Further, this approach enables our system to improve along with the improvements to problem-solving in the latest and greatest model release. We are excited to take advantage of the rapid pace of improvement in the span of just a few months to years, illustrated by the impressive performances of reasoning models on difficult benchmarks such as Humanity’s Last Exam.
Excellent resources are available on agentic architectures and the pros and cons of each one. Yet we found it helpful to try a number of them, so here is a summary of our experience. (We omit single-shot LLM calls since they are only suitable for trivial tasks.)

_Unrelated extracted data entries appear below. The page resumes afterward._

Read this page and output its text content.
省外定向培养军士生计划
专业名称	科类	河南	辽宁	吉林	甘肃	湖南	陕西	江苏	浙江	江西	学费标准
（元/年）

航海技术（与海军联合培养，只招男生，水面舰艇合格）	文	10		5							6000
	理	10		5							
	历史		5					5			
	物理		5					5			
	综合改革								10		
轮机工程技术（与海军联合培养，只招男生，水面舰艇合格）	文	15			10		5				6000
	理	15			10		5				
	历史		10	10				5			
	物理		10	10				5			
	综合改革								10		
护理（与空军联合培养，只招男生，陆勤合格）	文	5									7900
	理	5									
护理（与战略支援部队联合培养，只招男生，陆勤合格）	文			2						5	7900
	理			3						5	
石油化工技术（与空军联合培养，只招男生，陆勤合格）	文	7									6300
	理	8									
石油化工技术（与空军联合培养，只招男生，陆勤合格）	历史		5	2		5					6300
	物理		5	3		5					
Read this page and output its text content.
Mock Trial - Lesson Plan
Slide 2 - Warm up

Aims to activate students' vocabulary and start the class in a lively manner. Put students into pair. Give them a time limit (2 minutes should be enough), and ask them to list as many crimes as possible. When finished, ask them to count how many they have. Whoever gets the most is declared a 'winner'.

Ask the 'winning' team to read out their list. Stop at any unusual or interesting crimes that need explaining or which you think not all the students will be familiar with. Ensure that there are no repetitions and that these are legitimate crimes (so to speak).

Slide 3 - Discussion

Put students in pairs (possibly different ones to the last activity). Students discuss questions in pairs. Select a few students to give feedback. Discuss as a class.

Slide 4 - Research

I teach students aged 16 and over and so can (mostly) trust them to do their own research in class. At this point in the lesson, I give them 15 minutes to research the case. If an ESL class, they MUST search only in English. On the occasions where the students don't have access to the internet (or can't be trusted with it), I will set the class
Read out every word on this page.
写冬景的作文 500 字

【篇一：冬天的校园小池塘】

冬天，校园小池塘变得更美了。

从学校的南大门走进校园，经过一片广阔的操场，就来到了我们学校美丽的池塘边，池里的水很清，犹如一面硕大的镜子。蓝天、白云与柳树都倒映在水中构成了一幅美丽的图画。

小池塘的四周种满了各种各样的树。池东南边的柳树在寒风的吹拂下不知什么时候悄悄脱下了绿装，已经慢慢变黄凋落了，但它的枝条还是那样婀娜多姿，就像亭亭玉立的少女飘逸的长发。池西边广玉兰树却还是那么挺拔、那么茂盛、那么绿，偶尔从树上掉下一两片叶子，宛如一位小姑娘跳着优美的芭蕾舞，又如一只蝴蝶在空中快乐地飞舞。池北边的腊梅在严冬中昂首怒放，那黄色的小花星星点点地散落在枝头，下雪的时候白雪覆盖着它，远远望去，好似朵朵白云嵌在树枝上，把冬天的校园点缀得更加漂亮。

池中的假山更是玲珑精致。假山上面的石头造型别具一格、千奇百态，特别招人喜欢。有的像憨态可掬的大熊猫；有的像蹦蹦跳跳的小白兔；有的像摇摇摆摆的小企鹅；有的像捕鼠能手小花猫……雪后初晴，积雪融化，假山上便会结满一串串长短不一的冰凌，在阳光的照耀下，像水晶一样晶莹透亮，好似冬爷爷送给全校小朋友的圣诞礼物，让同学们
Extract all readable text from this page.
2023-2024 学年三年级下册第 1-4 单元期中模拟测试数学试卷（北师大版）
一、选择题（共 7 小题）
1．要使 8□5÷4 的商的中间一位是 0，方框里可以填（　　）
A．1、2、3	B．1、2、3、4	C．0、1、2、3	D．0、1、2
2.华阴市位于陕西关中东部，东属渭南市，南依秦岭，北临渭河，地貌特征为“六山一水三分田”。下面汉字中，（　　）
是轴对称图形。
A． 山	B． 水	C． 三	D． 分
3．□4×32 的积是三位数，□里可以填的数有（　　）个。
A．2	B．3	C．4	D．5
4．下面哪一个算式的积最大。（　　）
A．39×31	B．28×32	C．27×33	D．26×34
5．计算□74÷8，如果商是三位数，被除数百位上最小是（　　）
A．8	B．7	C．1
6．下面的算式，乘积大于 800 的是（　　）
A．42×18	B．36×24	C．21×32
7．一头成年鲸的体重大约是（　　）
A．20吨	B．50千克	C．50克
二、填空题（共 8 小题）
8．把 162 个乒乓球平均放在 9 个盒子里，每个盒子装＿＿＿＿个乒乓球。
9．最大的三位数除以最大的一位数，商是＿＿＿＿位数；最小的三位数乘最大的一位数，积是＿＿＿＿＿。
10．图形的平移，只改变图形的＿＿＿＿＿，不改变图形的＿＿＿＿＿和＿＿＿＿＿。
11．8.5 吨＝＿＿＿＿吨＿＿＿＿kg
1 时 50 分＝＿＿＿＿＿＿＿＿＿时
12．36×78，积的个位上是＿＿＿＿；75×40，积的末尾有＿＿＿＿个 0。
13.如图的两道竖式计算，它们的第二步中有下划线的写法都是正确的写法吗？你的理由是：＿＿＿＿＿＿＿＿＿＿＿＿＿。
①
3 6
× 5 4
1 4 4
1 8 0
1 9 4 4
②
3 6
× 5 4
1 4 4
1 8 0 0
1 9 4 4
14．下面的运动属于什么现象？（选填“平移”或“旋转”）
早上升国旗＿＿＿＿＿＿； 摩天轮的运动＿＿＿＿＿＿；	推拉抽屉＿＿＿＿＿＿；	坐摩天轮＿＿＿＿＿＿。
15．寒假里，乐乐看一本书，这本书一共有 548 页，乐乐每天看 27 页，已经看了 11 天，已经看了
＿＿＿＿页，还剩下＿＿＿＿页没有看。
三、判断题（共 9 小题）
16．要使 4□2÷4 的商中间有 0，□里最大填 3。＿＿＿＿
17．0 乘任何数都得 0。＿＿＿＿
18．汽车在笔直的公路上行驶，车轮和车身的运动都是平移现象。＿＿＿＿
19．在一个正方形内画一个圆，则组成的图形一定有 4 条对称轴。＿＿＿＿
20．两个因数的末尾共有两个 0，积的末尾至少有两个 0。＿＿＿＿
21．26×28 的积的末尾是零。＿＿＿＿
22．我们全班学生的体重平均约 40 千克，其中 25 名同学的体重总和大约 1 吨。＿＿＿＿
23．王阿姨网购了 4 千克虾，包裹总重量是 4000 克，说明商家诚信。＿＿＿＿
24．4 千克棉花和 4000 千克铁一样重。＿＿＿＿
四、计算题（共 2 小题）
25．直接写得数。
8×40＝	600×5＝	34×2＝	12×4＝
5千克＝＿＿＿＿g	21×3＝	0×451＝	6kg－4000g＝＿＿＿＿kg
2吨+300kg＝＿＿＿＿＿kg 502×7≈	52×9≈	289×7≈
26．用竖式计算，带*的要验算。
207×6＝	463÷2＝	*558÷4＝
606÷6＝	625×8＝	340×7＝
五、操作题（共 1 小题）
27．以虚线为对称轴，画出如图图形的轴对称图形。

Hierarchical agents benefit when there are multiple, independent tasks to complete that do not require synchronization and will not overlap with each other. Examples include separating out prompts for a search agent, query agent, email agent, charting agent, etc.
On the other hand, advanced reasoning allows for scaling up and down complexity for a given task and investigating multiple approaches to the same task. This is great for fostering exploration when the approach to a task is not straightforward.
While multi-agent architectures have benefits, they also have significant overheads, like difficulty debugging errors, reproducibility, and robustness across task complexity. Starting with a single agent is likely the best approach, and only scaling up to multiple agents if the task requires it.
While early models struggled to handle long-term planning, more recent models like OpenAI’s o3 (and even 4.1 with the right prompt) are fantastic at chaining tools and using them in parallel to accomplish tasks. With proper tool design and context management, these are a simple and effective starting point for user applications and most tasks. (Note that “tools” may in fact be agents themselves, but they are much more limited in scope than a single agent, and do not use a reasoning model. Only consider multi-agent systems if there are independent instructions/tools required for different sub-tasks, or when a single agent fails to accomplish the task.)
Our experimental results below compare the 3 viable agentic approaches across Accuracy (using a hybrid LLM as a judge), Runtime, and Number of Tokens. To differentiate the approaches, we used a benchmark of our hardest SQL tasks:
Metric | Hierarchical agents | Advanced reasoning | o3 Agent |
Accuracy (higher is better) | 59.87% | 72.37% | 77.63% |
Average End-to-End Runtime (s) (lower is better) | 22.06 | 32.04 | 39.91 |
Average Number of Completion Tokens (Rounded to the nearest token) (lower is better) | 393 | 1038 | 1259 |
The experimental results confirm that scaling test-time compute, as measured by the number of generated tokens, correlates with higher accuracy. While different architectures each have their own strengths and weaknesses, we found that the simplest approach is often the best – completing the circle from our first approach years ago. While multi-agent architectures have their advantages, a reasoning model designed for solving tasks can outperform them.
The exciting news is that models and reasoning architectures will only continue to improve. Our task is to make excellent tools and agents for structured data, and our capabilities will only expand rather than be hindered by simplified architectural choices. The key we’ve learned is to design our tools such that they grow with models – not plateau. Today’s hiccups will be trivial tomorrow, so re-use rather than rebuild!